Stem cells could offer alternative treatment for patients with resistant tuberculosis

A team of researchers has turned to stem cells in a quest to find an a more effective treatment for patients with drug-resistant tuberculosis (TB).
 
 
The new method being investigated involves using the patients’ own bone marrow mesenchymal stromal cells (MSCs) to boost immune response and heal damaged tissue.
 
Multi-drug resistant TB effects around 450,000 in Eastern Europe, Asia, and South Africa according to the World Health Organization, and conventional treatments have a low rate of success.
 
Currently in its preliminary stages, the study is designed to investigate the possibility that MSCs can help organs to regulate themselves and repair damaged or traumatized tissues. Specifically in this case, the stem cells migrate to the lung with TB bacteria inflammation and improve the immune response to help the body get rid of the bacteria.
 
Between September 2009 and June 2011, the study looked at 30 patients from a specialist center in Minsk, Belarus, whose age varied from 21 to 65 years old, and who were resistant to TB drugs.

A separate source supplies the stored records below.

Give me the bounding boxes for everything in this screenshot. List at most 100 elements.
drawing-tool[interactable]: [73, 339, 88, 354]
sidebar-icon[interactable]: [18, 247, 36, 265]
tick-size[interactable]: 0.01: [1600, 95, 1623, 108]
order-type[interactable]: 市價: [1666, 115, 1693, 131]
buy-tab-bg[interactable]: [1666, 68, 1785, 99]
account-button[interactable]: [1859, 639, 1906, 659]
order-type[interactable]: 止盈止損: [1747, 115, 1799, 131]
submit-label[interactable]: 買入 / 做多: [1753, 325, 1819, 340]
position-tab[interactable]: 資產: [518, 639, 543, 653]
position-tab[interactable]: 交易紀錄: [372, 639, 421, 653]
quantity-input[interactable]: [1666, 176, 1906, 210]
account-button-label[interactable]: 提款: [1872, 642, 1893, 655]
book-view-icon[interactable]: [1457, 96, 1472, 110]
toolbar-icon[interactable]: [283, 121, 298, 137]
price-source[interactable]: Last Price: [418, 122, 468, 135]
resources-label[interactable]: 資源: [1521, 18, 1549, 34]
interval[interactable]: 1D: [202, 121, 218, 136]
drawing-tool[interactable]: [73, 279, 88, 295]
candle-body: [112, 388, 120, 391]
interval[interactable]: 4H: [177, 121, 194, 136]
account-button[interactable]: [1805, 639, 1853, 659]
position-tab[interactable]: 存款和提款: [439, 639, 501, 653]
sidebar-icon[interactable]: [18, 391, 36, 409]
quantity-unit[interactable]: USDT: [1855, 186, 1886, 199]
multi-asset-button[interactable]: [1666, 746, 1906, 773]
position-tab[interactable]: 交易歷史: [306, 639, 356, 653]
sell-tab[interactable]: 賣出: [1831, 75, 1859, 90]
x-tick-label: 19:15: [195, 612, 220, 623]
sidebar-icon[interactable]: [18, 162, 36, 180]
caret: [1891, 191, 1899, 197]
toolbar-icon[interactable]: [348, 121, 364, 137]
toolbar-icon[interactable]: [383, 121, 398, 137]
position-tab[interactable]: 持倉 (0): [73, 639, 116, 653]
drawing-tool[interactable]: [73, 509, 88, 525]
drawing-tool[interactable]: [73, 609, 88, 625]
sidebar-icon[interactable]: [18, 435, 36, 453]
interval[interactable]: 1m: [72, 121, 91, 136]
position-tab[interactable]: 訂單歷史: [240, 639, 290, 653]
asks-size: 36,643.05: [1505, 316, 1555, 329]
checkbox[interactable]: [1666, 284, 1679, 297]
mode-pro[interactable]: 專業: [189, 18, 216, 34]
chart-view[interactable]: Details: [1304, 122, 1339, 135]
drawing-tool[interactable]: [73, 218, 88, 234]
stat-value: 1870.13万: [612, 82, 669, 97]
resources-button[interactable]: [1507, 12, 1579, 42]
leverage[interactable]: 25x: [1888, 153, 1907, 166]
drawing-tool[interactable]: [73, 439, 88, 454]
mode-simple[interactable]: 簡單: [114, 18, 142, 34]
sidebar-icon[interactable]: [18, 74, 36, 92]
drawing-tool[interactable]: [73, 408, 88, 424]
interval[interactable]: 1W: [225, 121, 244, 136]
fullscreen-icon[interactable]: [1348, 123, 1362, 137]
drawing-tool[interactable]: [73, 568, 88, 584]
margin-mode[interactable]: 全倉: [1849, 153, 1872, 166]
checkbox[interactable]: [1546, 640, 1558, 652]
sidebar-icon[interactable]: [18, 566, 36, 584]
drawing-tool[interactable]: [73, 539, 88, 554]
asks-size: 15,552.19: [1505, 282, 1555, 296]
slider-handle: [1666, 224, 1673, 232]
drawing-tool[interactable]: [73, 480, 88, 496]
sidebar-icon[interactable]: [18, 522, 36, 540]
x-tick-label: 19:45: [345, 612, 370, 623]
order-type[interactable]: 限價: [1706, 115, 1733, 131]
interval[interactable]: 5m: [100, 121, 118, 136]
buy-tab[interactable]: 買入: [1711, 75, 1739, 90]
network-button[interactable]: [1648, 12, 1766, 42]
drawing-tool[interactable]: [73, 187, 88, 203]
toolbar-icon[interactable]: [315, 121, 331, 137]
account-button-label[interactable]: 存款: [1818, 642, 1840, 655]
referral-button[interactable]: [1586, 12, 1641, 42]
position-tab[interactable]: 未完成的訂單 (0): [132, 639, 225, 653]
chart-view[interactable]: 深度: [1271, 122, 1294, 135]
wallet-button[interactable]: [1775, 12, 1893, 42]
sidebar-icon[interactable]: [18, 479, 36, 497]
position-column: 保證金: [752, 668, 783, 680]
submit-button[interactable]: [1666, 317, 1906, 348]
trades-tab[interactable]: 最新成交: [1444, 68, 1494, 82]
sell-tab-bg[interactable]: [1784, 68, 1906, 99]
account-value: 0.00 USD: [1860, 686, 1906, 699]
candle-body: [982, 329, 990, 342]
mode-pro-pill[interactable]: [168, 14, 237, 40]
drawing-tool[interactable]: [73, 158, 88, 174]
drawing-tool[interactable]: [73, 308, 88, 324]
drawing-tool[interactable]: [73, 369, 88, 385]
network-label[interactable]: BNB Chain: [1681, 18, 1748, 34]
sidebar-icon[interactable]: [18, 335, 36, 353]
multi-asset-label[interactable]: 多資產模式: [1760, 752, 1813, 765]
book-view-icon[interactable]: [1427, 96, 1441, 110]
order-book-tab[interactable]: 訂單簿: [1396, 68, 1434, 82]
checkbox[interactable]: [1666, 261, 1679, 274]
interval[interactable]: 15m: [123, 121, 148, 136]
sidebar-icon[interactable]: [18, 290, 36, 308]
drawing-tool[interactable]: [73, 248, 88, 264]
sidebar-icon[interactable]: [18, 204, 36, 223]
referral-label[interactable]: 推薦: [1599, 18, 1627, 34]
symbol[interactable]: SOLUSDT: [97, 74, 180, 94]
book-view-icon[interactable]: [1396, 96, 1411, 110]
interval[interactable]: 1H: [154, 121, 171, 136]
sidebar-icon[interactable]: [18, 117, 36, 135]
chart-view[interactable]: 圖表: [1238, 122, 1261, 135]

They chose Belarus because of the high rate of resistant tuberculosis (76 percent) among treated patients in that region. They also observed 30 patients who met the inclusion criteria and who opted not to have MSC therapy.
 
Besides giving patients the anti-TB antibiotics, the researchers collected cells from their own bone marrow, cultured them and introduced them back into the patient within four weeks of the start of the anti-TB drug treatment. Eighteen months later, the rate of cure for patients who received MSC therapy was more than three times higher compared with those who didn’t get treated with the cells.